L'ampoule à incandescence est un jeu où l'on tutoie les limites du filament, qui finit soit par casser, soit par fondre, soit par se sublimer et à opacifier l'ampoule.
Notez qu'avant l'ampoule, on savait éclairer avec des électrodes à arc, qui font une très intense lumière bleutée, dont les électrodes au charbon se consument au fonctionnement, et dont la dangerosité, la haute tension et la difficulté de réglage ne la rend même pas envisageable pour un usage dans les foyers. C'est pour ça qu'on peut dire que l'ampoule a rendu populaire l'électricité auprès du grand public.
Les premières méthodes de fabrication de l'ampoule électrique seront laborieux. Elles seront construites artisanalement à base de filament de carbone. Pour en améliorer la lumière, l'intensité, avoir une teinte moins jaune, augmenter la longévité, et le rendement, différents pionniers comme Joseph Swan ou Thomas Edison vont expérimenter des filaments de différentes matières : le coton, le bambou, l'acier, la céramique… Le tungstène donnera le meilleur résultat, son point de fusion à 3 422 °C permet de monter plus haut en température, donc fournir à la fois une lumière plus blanche et plus lumineuse.
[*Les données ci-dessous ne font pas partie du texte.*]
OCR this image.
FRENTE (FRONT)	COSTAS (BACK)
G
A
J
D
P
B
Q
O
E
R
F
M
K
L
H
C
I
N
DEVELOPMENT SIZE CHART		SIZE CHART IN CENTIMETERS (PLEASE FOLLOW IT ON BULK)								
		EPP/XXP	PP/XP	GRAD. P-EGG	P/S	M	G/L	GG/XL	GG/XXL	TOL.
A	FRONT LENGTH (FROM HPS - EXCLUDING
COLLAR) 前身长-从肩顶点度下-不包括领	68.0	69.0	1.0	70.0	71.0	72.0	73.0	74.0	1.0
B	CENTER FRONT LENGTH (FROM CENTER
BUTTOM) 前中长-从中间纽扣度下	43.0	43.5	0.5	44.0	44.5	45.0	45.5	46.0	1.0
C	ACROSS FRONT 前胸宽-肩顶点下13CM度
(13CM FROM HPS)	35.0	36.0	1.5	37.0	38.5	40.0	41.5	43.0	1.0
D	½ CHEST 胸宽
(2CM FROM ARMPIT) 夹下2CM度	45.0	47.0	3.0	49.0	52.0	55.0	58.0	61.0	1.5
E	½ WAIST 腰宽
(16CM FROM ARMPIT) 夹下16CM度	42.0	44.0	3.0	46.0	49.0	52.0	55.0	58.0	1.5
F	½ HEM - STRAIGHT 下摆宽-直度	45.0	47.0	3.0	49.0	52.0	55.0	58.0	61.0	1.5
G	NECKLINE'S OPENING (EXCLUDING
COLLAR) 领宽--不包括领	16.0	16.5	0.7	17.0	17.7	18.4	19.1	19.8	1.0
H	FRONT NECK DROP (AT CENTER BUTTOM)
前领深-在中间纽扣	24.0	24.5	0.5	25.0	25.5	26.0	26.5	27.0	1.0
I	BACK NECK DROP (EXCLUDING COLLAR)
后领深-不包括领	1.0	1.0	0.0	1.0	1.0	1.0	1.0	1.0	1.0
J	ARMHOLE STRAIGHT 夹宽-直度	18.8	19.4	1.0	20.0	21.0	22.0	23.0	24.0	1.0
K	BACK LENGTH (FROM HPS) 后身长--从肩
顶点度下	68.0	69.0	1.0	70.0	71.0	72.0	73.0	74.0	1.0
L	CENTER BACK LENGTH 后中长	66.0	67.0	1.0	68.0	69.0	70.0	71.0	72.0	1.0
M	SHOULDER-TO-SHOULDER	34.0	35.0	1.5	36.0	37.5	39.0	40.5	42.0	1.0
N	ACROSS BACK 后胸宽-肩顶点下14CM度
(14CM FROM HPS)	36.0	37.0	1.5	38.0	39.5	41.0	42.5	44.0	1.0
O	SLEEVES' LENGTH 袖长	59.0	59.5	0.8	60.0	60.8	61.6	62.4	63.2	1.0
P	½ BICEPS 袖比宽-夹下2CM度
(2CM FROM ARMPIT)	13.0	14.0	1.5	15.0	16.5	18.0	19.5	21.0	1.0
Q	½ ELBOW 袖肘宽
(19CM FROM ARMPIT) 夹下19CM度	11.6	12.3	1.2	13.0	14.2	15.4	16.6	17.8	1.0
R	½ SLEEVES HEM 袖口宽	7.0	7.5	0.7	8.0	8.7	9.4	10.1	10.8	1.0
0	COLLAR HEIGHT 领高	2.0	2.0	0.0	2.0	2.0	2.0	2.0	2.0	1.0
Mais sa production est un tour de force au début du XXème siècle : obtenir un très fin fil d'un métal qui demande une température extrême pour fondre, qu'on enferme dans une capsule de verre que l'on porte sous vide… ouais, c'est chaud !
L'ampoule à incandescence reste très périssable par nature : le moindre choc, la moindre saute de courant ou vibration peuvent casser le fil, la moindre faiblesse dans la douille peut faire entrer de l'oxygène et donc faire brûler le filament, le verre fin de l'ampoule aussi peut péter et il y a évidemment le choc thermique à chaque allumage et extinction.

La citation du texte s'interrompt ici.